6 de abr de 2018

Lula não irá para o matadouro de cabeça baixa, diz advogado do ex-presidente

Redação Portal Cleriston Silva PCS

Os advogados que atuam na defesa do ex-presidente Lula estavam resistentes com o plano de ele não se entregar à Polícia Federal até as 17h desta sexta (6), mas mudaram de ideia a passaram a apoiá-lo.

A estratégia de Lula é ficar na sede do Sindicato dos Metalúrgicos do ABC, em São Bernardo do Campo, o marco zero da vida política de Lula, e esperar que a PF venha prendê-lo.

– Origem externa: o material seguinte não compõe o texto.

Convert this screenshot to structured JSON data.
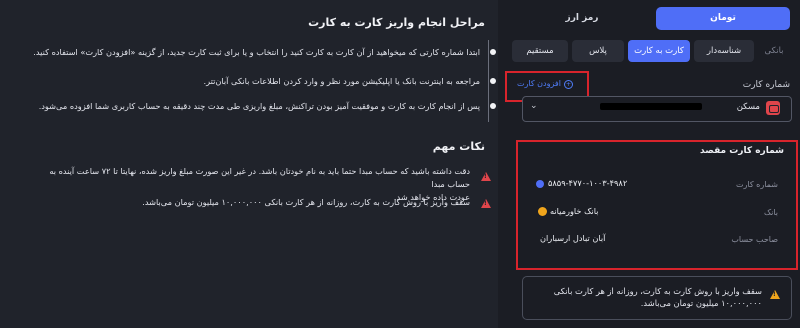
{
  "left": {
    "steps_title": "مراحل انجام واریز کارت به کارت",
    "steps": [
      "ابتدا شماره کارتی که میخواهید از آن کارت به کارت کنید را انتخاب و یا برای ثبت کارت جدید، از گزینه «افزودن کارت» استفاده کنید.",
      "مراجعه به اینترنت بانک یا اپلیکیشن مورد نظر و وارد کردن اطلاعات بانکی آبان‌تتر.",
      "پس از انجام کارت به کارت و موفقیت آمیز بودن تراکنش، مبلغ واریزی طی مدت چند دقیقه به حساب کاربری شما افزوده می‌شود."
    ],
    "notes_title": "نکات مهم",
    "notes": [
      "دقت داشته باشید که حساب مبدا حتما باید به نام خودتان باشد. در غیر این صورت مبلغ واریز شده، نهایتا تا ۷۲ ساعت آینده به حساب مبدا",
      "عودت داده خواهد شد.",
      "سقف واریز با روش کارت به کارت، روزانه از هر کارت بانکی ۱۰,۰۰۰,۰۰۰ میلیون تومان می‌باشد."
    ]
  },
  "currency_tabs": [
    "تومان",
    "رمز ارز"
  ],
  "payment_tabs": [
    "بانکی",
    "شناسه‌دار",
    "کارت به کارت",
    "پلاس",
    "مستقیم"
  ],
  "card": {
    "label": "شماره کارت",
    "add_card": "افزودن کارت",
    "bank_name": "مسکن"
  },
  "destination": {
    "title": "شماره کارت مقصد",
    "card_number_label": "شماره کارت",
    "card_number": "۵۸۵۹-۴۷۷۰-۱۰۰۳-۴۹۸۲",
    "bank_label": "بانک",
    "bank_value": "بانک خاورمیانه",
    "owner_label": "صاحب حساب",
    "owner_value": "آبان تبادل ارسباران"
  },
  "notice": {
    "line1": "سقف واریز با روش کارت به کارت، روزانه از هر کارت بانکی",
    "line2": "۱۰,۰۰۰,۰۰۰ میلیون تومان می‌باشد."
  },
  "colors": {
    "accent": "#4f6ef7",
    "warning": "#e0454b",
    "highlight_box": "#d8242c",
    "notice_icon": "#f0a51c"
  }
}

"Não haverá resistência, mas ele não irá para o matadouro de cabeça baixa, por livre e espontânea vontade", disse à Folha José Roberto Batochio, que cuida da defesa de Lula junto com Cristiano Zanin Martins.

"Não é rebelião", prossegue Batochio. "É um direito da pessoa preservar a sua liberdade e não contribuir para qualquer ato que possa suprimi-la. Sem violência, é claro".

A defesa do ex-presidente afirma que há uma doutrina prevendo que não pode ser aplicada uma punição extra a quem está defendendo seus princípios de liberdade.

Um dos temores dos advogados de Lula era de que o juiz federal Sergio Moro decretasse uma segunda prisão caso ele não cumpra o pedido do juiz de se apresentar à Polícia Federal em Curitiba.

O temor foi ultrapassado com o argumento de que tanto faz se Lula tiver uma ou três prisões decretadas pela Justiça.

Batochio e Zanin decidiram ingressar com uma reclamação no Supremo Tribunal Federal contra a ordem do juiz Moro. A peça será apresentada ainda nesta sexta (6) com o argumento de que Moro determinou a prisão sem que todos os recursos da defesa de Lula no TRF-4 (Tribunal Regional Federal da 4ª Região).

O ministro Felix Fischer, do Superior Tribunal de Justiça, negou nesta sexta (6) um pedido de habeas corpus com teor semelhante à reclamação que será apresentada ao Supremo.

O juiz Moro classificou esse tipo de recurso ao TRF-4 de "patologia protelatória" e defendeu que ele deveria ser "eliminado do mundo jurídico".

A reclamação contra Moro vai defender a tese de que o juiz desrespeitou decisões do Supremo Tribunal Federal ao decretar a prisão.

Segundo os advogados de Lula, o Supremo negou o habeas corpus que foi impetrado para impedir a sua prisão, mas manteve o princípio de que ele só poderia ir para a prisão depois de julgados todos os recursos apresentados ao TRF-4.

"O juiz desrespeitou a Constituição e o Supremo com o mandado de prisão", afirma Batochio. Segundo ele, ainda há recursos a serem julgados pelo TRF-4. Moro escreveu no mandado de prisão que esses recursos jamais poderiam mudar a condenação do ex-presidente.